2 Mayıs 2010 Pazar

İÇİM İÇİME SIĞMAZ OLDU


Perşembe akşamı arkadaşlarla buluşmak üzere evden çıktım.Buluşacağımız mekan evden yürüme mesafesindeydi.Avucumun içi gibi bildiğim şehirde Atatürk Bulvarını geçer geçmez işime en yarayan kestirmeye saptım.Bu şehri seviyordum, arkadaşlarımı seviyordum, bunları düşünerek taptaze bahar havasıyla doldurdum ciğerlerimi. Yürüdüm.Az ilerde mekanın ışıkları havayı aydınlatıyordu.''İçerisi manita kaynıyordur''dedim içimden, içim de kıpır kıpır oluverdi.İçim ve ben mekana girmeye hazırdık.Sonra birden farkettim ki; içim okadar da hazır değil; bi heyecan, bi stres yapmış bu.Çektim, konuştum:''Oğlum'' dedim,'' biz seninle ilk defa mı geliyoruz buraya?''. ''Yok abi '' dedi. ''Ee, ne bu tavırlar?''diye sordum.Cevaplamaya hazırlanırken''Bana cevap verme lan!'' deyip bi iyi dövdüm bunu.Sonra yattığı yerden kaldırıp bi banka oturttum.''Bi sigara ver de yanalım abi''deyip güldü.Bir defa dövmekle dayak arsızı olmuştu hayvan.Üzülüp uzattım sigarayı.Paketten iki dal sigara çekip birini yaktı, diğerini de kulağının arkasına sıkıştırıp:''Bunu da sonra içeriz artık'' deyip sırıttı.Yaptığı bu pişkinliğe çok sinirlendim:''Ulan az önce dövmedim mi ben seni?
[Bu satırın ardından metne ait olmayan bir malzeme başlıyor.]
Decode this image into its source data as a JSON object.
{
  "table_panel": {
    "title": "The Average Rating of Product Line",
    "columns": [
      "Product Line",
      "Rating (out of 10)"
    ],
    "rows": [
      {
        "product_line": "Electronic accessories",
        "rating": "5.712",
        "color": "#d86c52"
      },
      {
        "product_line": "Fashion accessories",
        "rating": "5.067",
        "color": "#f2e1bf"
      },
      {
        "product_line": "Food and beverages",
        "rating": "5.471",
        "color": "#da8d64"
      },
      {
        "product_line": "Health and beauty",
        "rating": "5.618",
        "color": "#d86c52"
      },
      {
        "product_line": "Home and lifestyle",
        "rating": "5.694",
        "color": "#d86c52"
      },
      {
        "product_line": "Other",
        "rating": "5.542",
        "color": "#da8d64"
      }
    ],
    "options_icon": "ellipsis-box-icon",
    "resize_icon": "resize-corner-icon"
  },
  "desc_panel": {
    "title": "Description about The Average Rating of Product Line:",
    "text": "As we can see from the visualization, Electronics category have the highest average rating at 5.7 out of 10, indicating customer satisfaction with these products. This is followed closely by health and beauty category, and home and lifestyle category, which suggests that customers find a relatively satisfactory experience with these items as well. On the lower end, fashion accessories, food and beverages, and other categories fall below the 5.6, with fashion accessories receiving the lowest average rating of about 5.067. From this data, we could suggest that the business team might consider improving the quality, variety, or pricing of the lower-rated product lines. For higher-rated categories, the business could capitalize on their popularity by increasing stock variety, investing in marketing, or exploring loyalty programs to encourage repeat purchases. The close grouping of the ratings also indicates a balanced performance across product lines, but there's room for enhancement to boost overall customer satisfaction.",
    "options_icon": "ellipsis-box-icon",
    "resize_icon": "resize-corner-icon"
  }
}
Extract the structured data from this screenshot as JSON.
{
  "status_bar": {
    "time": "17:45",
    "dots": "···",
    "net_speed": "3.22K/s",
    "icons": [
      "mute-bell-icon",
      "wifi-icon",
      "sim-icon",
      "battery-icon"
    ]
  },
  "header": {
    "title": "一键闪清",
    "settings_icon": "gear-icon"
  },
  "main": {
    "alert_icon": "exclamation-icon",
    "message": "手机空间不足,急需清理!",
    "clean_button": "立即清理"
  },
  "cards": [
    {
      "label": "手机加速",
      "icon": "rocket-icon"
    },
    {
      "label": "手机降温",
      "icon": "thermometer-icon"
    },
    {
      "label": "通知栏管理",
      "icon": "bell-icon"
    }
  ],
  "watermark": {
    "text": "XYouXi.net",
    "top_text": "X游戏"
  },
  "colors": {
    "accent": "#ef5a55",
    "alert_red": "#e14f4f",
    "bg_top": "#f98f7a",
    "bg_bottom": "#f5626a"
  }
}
Ne çabuk unuttun it herif!''dedim.Çekip aldım ağzından sigarayı yere atıp ezdim.Kulak arkasındakini de alıp pakete geri koydum.''Yok lan sana sigara migara.Ya adam olursun ya da s.ktir olup gidersin''dedim.''Tamam aaabi; öyle olsun''deyip banktan kalktı, aksi yöne doğru yürümeye başladı.Arkasından ''Gel lan gel şaka yaptım'' diye bağırdım.Elini havaya kaldırıp belli belirsiz hareketler yaptı.''İyi lan sen bilirsin'' deyip girdim mekana.İçim gitti.
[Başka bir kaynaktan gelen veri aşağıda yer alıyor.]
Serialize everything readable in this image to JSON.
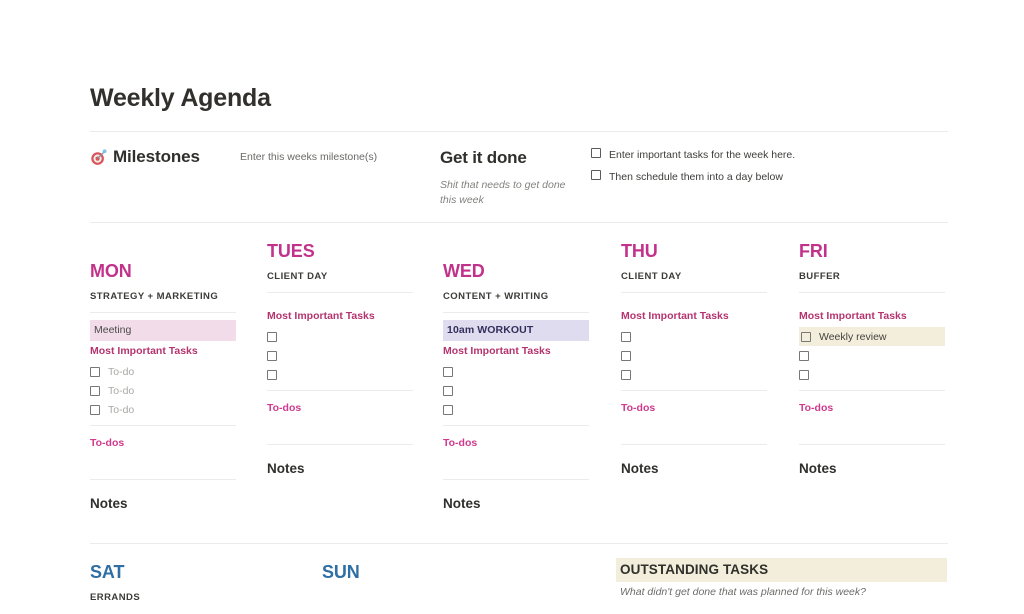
{
  "header": {
    "title": "Weekly Agenda"
  },
  "milestones": {
    "icon": "target-icon",
    "label": "Milestones",
    "hint": "Enter this weeks milestone(s)"
  },
  "get_it_done": {
    "title": "Get it done",
    "subtitle": "Shit that needs to get done this week",
    "checklist": [
      {
        "label": "Enter important tasks for the week here."
      },
      {
        "label": "Then schedule them into a day below"
      }
    ]
  },
  "labels": {
    "most_important_tasks": "Most Important Tasks",
    "todos": "To-dos",
    "notes": "Notes",
    "todo_placeholder": "To-do"
  },
  "colors": {
    "day_pink": "#c2328b",
    "day_blue": "#2f6fa3",
    "mit_pink": "#b4346f",
    "todos_pink": "#cf3a8e",
    "chip_pink_bg": "#f2dcea",
    "chip_purple_bg": "#dedcee",
    "chip_purple_text": "#32305c",
    "highlight_cream": "#f3eedb",
    "rule": "#ebebea"
  },
  "weekdays": [
    {
      "name": "MON",
      "subtitle": "STRATEGY + MARKETING",
      "event": {
        "text": "Meeting",
        "style": "pink"
      },
      "tasks": [
        {
          "text": "To-do",
          "highlight": false
        },
        {
          "text": "To-do",
          "highlight": false
        },
        {
          "text": "To-do",
          "highlight": false
        }
      ]
    },
    {
      "name": "TUES",
      "subtitle": "CLIENT DAY",
      "event": null,
      "tasks": [
        {
          "text": "",
          "highlight": false
        },
        {
          "text": "",
          "highlight": false
        },
        {
          "text": "",
          "highlight": false
        }
      ]
    },
    {
      "name": "WED",
      "subtitle": "CONTENT + WRITING",
      "event": {
        "text": "10am WORKOUT",
        "style": "purple"
      },
      "tasks": [
        {
          "text": "",
          "highlight": false
        },
        {
          "text": "",
          "highlight": false
        },
        {
          "text": "",
          "highlight": false
        }
      ]
    },
    {
      "name": "THU",
      "subtitle": "CLIENT DAY",
      "event": null,
      "tasks": [
        {
          "text": "",
          "highlight": false
        },
        {
          "text": "",
          "highlight": false
        },
        {
          "text": "",
          "highlight": false
        }
      ]
    },
    {
      "name": "FRI",
      "subtitle": "BUFFER",
      "event": null,
      "tasks": [
        {
          "text": "Weekly review",
          "highlight": true
        },
        {
          "text": "",
          "highlight": false
        },
        {
          "text": "",
          "highlight": false
        }
      ]
    }
  ],
  "weekend": [
    {
      "name": "SAT",
      "subtitle": "ERRANDS"
    },
    {
      "name": "SUN",
      "subtitle": ""
    }
  ],
  "outstanding": {
    "title": "OUTSTANDING TASKS",
    "subtitle": "What didn't get done that was planned for this week?"
  }
}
Arkadaşlarımın oturduğuyu masayı buldum.Bi sandalye çekip ben de oturdum yanlarına.'Nasılsınlar', 'iyi misinler', 'iyiyim sen nasılsınlar', 'ben de iyiyimler'den sonra herkes kendi havasında gülmeye eğlenmeye başladı. Benimse hiç eğlenecek halim yoktu.Canım sıkkındı, içim burkulmuştu bir kere. Küstürmeyi başarmıştım onu.Bütün akşam onu düşündüm;kim bilir neredeydi şimdi? Yol iz de bilmez kaybolup giderdi şehrin kör sokaklarında.Daha fazla dayanamadım.Arkadaşlardan müsade isteyip kalktım.Hiç,yok bilader olmaz, nereye arkadaşım salmayız diyen olmadı.O an anladım tek gerçek dostumun içim olduğunu.Bütün gece aradım onu.Girmediğim hastane, sormadığım karakol kalmadı.Hiç umudum kalmayınca yorgun argın evin yolunu tuttum. Kapının önüne gelince içerden sesler geldiğini duyup kulak kesildim.Bir süre sessizce dinleyip içerdekilere farkettirmeden girdim eve.Salona sokuldum usulca.Televizyon açıktı, hemen karşısındaki kanepede de içim uzanmış, film seyrediyordu.Beni görünce:''Oo, abim gelmiş. Gel abi otur.Bomba gibi film yakaladım.Kola da var'' dedi.